Changes in Acute Headache Medication Use Among Patients With Chronic Migraine and Medication-Overuse Headache: An Exploratory Analysis of PROMISE-2
Robert Cowan1, Michael J. Marmura2, Hans-Christoph Diener3, Amaal J. Starling4, Jack Schim5, Joe Hirman6, Thomas Brevig7, Roger Cady8
1Stanford Health Care, 2Jefferson Headache Center, 3University Duisburg-Essen, Institute for Medical Informatics, Biometry and Epidemiology, 4Mayo Clinic, 5The Neurology Center of Southern California, 6Pacific Northwest Statistical Consulting, Inc., 7H. Lundbeck A/S, 8Lundbeck LLC, Deerfield, IL
To evaluate changes in days of acute headache medication (AHM) use among patients with medication-overuse headache (MOH) from the PROMISE-2 trial.
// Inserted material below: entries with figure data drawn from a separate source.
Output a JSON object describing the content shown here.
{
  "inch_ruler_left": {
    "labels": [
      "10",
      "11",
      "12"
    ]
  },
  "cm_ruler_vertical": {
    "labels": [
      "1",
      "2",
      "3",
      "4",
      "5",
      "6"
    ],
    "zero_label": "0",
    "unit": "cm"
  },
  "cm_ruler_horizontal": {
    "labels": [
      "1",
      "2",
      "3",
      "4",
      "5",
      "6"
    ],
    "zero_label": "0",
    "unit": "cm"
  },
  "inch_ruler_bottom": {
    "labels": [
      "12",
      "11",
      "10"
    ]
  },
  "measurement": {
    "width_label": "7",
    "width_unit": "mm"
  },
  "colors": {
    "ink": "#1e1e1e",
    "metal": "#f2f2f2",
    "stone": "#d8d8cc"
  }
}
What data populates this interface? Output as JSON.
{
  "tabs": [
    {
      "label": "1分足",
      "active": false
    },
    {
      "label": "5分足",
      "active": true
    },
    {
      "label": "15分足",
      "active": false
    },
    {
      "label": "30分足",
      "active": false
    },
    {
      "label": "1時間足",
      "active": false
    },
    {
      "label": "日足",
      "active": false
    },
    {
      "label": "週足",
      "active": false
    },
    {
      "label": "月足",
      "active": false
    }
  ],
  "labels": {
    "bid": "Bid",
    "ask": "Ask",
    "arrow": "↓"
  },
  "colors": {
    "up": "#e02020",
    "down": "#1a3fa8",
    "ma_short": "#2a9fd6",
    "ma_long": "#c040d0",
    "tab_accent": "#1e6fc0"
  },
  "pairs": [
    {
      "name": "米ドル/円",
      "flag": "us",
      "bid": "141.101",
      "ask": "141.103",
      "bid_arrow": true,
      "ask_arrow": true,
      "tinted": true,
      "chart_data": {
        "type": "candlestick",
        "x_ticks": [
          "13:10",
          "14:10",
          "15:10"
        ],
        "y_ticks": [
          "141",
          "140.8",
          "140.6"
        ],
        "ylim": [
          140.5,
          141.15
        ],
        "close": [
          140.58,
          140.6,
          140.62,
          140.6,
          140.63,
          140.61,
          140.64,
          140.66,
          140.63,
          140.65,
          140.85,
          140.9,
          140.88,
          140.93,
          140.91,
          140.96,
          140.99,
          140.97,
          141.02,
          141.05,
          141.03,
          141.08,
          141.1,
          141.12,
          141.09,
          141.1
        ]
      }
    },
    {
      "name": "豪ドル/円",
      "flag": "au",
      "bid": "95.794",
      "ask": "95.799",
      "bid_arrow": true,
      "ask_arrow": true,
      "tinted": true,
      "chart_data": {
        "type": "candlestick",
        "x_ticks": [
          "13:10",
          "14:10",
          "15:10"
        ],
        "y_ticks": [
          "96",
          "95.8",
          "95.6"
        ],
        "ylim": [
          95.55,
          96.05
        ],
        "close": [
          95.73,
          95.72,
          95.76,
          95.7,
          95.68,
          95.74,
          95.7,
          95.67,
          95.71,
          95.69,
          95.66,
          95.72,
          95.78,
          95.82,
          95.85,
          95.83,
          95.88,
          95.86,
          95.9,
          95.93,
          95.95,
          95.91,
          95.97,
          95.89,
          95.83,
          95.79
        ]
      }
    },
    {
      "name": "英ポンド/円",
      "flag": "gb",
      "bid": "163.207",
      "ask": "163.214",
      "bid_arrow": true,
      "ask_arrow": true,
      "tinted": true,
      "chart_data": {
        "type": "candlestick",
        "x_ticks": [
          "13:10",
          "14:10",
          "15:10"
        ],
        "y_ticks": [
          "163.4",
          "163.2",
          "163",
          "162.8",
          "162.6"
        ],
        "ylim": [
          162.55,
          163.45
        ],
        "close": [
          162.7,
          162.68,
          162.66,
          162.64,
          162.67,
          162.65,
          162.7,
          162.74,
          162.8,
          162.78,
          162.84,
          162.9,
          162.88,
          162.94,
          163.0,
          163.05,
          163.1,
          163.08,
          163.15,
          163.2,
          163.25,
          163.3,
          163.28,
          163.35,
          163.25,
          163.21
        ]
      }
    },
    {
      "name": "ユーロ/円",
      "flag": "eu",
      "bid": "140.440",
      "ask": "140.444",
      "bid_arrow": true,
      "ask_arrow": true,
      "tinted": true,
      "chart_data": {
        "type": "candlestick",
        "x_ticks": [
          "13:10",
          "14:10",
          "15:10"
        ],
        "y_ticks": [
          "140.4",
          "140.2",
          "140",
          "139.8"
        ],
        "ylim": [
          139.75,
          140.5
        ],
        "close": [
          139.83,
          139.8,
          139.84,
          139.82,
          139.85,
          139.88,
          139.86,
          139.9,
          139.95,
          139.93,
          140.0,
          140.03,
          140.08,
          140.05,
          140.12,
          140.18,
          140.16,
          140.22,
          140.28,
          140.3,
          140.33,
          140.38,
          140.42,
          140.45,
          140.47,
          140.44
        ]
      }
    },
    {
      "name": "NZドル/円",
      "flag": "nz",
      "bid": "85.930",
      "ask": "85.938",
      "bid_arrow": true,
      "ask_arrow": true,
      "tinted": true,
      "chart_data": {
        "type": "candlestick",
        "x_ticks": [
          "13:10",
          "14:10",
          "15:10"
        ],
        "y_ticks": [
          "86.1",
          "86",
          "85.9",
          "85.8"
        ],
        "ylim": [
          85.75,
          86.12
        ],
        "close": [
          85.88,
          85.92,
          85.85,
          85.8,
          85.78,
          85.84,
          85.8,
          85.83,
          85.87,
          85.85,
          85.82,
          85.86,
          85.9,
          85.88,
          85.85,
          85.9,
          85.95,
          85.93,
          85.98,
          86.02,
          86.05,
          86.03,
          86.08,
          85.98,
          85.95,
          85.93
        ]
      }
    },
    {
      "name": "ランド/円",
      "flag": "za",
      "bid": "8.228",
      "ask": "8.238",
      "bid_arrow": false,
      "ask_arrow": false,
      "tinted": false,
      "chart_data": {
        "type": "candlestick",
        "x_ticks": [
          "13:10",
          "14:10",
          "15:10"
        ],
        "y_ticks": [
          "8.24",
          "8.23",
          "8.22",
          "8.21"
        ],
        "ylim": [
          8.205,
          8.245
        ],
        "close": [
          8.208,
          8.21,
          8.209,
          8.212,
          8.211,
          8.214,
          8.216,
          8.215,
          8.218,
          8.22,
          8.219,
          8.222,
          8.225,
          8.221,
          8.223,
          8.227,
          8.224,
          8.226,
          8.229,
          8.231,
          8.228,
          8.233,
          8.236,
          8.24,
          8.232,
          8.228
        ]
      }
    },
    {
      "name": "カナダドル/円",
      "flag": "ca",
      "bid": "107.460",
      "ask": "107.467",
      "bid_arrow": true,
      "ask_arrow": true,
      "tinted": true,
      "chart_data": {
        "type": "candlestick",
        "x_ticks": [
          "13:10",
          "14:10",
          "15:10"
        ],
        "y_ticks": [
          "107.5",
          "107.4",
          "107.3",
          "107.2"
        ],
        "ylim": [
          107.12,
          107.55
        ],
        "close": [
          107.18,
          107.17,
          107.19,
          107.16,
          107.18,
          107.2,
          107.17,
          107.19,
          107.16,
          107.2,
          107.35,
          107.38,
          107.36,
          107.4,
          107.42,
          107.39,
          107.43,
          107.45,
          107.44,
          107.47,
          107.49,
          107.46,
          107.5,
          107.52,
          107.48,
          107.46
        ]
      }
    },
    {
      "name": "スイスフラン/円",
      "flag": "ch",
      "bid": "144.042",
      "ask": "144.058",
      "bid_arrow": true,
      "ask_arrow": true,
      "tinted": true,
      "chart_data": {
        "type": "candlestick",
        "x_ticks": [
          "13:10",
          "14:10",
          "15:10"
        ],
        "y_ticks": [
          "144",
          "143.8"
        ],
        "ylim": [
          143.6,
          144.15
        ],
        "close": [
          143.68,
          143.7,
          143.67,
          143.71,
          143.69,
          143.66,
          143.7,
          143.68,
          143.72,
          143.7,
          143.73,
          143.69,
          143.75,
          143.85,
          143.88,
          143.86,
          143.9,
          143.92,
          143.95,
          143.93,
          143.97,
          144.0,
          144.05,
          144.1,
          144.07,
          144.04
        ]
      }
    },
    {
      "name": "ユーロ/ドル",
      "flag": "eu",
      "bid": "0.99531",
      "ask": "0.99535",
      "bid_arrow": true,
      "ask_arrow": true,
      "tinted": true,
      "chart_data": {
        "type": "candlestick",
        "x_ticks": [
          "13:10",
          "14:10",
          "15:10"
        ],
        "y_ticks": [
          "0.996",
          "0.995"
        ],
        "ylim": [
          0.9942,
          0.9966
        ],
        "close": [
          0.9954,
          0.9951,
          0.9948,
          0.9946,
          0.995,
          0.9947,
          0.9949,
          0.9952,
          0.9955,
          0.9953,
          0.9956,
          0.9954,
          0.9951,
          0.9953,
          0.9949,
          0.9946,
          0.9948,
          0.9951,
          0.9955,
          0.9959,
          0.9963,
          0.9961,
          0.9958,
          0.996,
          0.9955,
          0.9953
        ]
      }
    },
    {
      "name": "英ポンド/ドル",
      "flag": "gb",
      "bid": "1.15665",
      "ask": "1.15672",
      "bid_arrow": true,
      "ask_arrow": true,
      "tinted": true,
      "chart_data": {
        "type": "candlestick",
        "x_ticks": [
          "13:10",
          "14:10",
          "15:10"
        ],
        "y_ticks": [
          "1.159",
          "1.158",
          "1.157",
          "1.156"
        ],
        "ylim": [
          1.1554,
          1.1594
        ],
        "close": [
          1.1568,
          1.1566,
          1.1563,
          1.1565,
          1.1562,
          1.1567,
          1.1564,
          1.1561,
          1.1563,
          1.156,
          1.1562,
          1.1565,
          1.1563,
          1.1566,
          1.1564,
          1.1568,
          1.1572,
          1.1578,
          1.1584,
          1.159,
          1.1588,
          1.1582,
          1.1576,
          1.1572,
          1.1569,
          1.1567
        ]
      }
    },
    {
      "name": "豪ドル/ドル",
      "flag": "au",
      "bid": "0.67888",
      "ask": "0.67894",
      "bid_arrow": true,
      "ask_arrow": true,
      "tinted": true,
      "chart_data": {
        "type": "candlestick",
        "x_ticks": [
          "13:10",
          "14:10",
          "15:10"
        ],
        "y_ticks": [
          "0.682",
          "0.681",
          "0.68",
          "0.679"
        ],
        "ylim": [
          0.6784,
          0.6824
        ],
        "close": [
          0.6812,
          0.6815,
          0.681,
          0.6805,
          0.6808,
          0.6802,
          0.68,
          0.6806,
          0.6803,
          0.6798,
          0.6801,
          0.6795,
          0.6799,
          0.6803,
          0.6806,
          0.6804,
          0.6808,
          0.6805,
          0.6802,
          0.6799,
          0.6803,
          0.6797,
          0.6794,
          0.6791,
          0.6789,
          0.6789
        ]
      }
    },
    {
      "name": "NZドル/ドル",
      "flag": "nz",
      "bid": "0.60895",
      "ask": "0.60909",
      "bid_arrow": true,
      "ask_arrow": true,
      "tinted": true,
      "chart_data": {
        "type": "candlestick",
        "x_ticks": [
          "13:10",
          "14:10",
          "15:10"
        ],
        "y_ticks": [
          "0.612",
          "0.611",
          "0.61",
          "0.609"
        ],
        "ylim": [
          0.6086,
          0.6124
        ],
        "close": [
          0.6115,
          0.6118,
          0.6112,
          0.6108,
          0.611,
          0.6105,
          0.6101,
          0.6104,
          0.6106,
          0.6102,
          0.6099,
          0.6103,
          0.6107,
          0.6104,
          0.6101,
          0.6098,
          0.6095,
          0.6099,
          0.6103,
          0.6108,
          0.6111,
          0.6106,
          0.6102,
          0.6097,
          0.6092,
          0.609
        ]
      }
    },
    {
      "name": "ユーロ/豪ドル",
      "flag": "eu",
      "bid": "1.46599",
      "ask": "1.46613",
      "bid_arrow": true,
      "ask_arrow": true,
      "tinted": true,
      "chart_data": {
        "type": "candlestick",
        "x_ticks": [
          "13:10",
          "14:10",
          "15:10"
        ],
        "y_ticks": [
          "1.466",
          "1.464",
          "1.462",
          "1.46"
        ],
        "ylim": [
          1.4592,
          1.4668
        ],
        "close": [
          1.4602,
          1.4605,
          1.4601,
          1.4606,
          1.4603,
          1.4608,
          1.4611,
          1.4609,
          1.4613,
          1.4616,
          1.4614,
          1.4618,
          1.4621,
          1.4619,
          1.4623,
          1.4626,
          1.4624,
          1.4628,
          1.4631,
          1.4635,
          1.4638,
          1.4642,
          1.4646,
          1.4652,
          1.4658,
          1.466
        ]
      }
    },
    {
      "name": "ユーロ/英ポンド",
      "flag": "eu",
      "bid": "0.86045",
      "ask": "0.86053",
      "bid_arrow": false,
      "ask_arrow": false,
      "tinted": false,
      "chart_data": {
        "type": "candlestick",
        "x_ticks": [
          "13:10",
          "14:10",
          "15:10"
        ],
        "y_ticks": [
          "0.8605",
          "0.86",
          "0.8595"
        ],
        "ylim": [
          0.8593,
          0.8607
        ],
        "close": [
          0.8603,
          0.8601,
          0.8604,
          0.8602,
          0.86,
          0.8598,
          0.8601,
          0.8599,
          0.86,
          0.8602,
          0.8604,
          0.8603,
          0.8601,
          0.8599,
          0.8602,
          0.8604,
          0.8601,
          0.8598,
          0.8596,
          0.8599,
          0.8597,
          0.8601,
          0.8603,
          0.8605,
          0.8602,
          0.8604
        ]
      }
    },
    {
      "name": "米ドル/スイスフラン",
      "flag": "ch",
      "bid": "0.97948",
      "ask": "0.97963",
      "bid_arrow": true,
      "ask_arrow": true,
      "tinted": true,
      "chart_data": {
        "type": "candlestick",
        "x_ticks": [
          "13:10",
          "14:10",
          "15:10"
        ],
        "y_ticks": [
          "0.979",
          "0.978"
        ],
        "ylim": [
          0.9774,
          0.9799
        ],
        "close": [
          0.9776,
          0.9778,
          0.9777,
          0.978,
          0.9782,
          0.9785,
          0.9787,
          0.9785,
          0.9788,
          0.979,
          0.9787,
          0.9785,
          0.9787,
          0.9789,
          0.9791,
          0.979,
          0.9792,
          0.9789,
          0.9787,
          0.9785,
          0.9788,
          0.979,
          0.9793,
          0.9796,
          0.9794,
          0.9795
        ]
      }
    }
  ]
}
Eptinezumab is a humanized monoclonal antibody targeting calcitonin gene-related peptide and approved for migraine prevention. 
PROMISE-2 (NCT02974153) was a double-blind, randomized, placebo-controlled phase 3 study evaluating the safety and efficacy of eptinezumab (100 mg or 300 mg) in adult patients with chronic migraine (CM). In an eDiary, patients indicated daily whether they experienced a headache, if they used AHM, and what type of AHM was used.
Of the 1,072 patients with CM in PROMISE-2, 431 (40.2%) were diagnosed with MOH (eptinezumab 100 mg, n=139; 300 mg, n=147; placebo, n=145). Across patients with MOH, there were 18,504 and 9,560 study days with medication data during the 28-day screening/baseline period for the eptinezumab and placebo groups, respectively, and 100,390 and 50,632 days during the post-baseline period (Weeks 124). The proportion of days with headache and AHM use decreased more in eptinezumab-treated patients from baseline to post-baseline compared to placebo (‒29.1 versus ‒18.4%-points). The proportion reporting no headache and no AHM use increased 33.8%-points and 23.6%-points for eptinezumab and placebo, respectively. The proportion with headache and no AHM use decreased across treatment groups (‒6.1 and ‒7.1%-points for eptinezumab and placebo, respectively). Triptans were the most used AHMs in the eptinezumab (20.1%) and placebo groups (19.3%) at baseline, but triptan use decreased more with eptinezumab versus placebo (‒11.8 vs ‒7.2%-points). Declines in use of other AHMs were slightly larger in eptinezumab-treated patients versus placebo patients (combination analgesics, ‒4.5 vs ‒2.3%-points; multiple agents, ‒6.6 vs ‒2.2%-points) except for simple analgesics, opioids, and ergots, which were similar between groups.
Eptinezumab was associated with greater declines in headache frequency and days of AHM use versus placebo in patients with CM and MOH.